Trump: Threats to end Iran deal won't affect North Korea talks

“I think it sends the right message,” Trump said when asked if his approach to the deal with Tehran sends the wrong message to Pyongyang. 
“You know, in seven years, that deal will have expired and Iran is free to go ahead and create nuclear weapons,” he added. “Seven years is tomorrow. That’s not acceptable.”
Trump spoke during a press conference with Nigerian President Muhammadu Buhari at the White House. 
The president refused to say if he will pull out of the Iran deal before a May 12 deadline to extend sanctions relief.
“We’ll see what happens, I’m not telling you what I’m doing,” Trump said. 
Trump renewed his criticism of the Obama-era agreement just minutes after Israeli Prime Minister Benjamin Netanyahu delivered a televised address outlining what he said were Iran’s violation of the nuclear pact. 
“That is just not an acceptable situation. They’re not sitting back idly. They’re setting off missiles, which they say are for television purposes. I don’t think so,” he said. 

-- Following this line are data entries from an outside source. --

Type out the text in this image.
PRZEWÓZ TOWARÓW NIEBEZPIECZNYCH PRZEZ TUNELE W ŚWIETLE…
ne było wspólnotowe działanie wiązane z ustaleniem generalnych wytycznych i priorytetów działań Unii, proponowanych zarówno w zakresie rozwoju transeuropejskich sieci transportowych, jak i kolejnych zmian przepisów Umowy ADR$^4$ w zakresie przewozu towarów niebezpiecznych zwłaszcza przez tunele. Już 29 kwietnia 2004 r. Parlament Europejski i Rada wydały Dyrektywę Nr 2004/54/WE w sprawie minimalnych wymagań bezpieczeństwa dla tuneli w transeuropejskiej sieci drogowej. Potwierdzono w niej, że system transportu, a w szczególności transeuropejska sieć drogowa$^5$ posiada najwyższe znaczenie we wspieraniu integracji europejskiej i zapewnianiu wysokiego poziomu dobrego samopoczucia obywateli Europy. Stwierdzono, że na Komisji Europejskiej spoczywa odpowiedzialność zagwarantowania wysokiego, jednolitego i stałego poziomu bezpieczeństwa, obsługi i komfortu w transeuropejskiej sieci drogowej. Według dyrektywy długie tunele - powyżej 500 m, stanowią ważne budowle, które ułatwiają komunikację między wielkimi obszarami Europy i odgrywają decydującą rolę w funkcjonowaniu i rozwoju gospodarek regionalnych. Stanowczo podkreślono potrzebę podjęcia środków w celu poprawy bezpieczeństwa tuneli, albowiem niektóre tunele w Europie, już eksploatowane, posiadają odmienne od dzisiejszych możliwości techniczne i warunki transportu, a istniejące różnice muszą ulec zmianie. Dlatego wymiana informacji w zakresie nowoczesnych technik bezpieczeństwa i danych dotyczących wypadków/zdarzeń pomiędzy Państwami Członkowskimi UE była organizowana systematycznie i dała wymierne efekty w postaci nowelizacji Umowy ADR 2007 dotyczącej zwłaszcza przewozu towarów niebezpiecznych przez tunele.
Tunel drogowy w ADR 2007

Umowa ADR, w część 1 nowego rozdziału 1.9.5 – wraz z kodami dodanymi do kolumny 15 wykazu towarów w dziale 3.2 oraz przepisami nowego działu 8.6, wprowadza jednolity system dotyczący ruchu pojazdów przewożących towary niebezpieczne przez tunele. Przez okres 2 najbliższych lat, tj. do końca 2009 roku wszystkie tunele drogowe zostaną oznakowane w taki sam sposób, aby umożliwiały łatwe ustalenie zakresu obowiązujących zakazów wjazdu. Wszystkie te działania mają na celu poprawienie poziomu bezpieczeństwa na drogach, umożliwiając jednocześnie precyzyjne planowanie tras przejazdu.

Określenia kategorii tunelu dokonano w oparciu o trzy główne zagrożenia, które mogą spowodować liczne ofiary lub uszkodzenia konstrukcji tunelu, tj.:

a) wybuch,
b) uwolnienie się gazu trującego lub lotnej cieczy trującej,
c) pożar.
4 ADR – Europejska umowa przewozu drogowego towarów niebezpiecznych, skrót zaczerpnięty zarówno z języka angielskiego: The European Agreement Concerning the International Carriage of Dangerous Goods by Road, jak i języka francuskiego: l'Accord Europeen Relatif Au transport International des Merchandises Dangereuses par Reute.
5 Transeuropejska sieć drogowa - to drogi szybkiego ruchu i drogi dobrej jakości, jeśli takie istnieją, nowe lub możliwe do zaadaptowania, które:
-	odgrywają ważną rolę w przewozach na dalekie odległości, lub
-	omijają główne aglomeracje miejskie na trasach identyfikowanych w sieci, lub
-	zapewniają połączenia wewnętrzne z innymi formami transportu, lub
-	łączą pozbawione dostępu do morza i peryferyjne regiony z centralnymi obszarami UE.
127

Trump also opened the door to a new nuclear pact with Iran, something its leaders have already ruled out, saying his dissatisfaction “doesn’t mean we won’t negotiate a real agreement.”
Trump is expected to meet with North Korean leader Kim Jong Un in the coming weeks for high-stakes talks over the rogue leader’s nuclear weapons.
Some foreign-policy watchers say that if Trump pulls the U.S. out of the Iran deal, it could send a message to Kim that the president should not be taken at his word.
Multiple reports over the weekend indicated that North Korea has offered major concessions, such as ending its nuclear program if the U.S. agrees not to invade the country in the future. 
Skeptics say Pyongyang has made major promises about curbing its weapons program in the past but has not followed through. 
Trump, who has demanded complete denuclearization in North Korea, said Monday that Singapore and the Demilitarized Zone between North and South Korea are being considered as potential meeting sites.
Trump has long railed against the Iran deal, calling it "terrible" and "the worst ever."
European allies have urged Trump to remain in the Iran accord while working on a supplemental deal that addresses flaws he sees in the existing agreement.  
The Obama-era deal between the United States, Iran, China, France, Russia, the United Kingdom, Germany and the European Union provided Tehran billions in sanctions relief in exchange for curbing its nuclear program.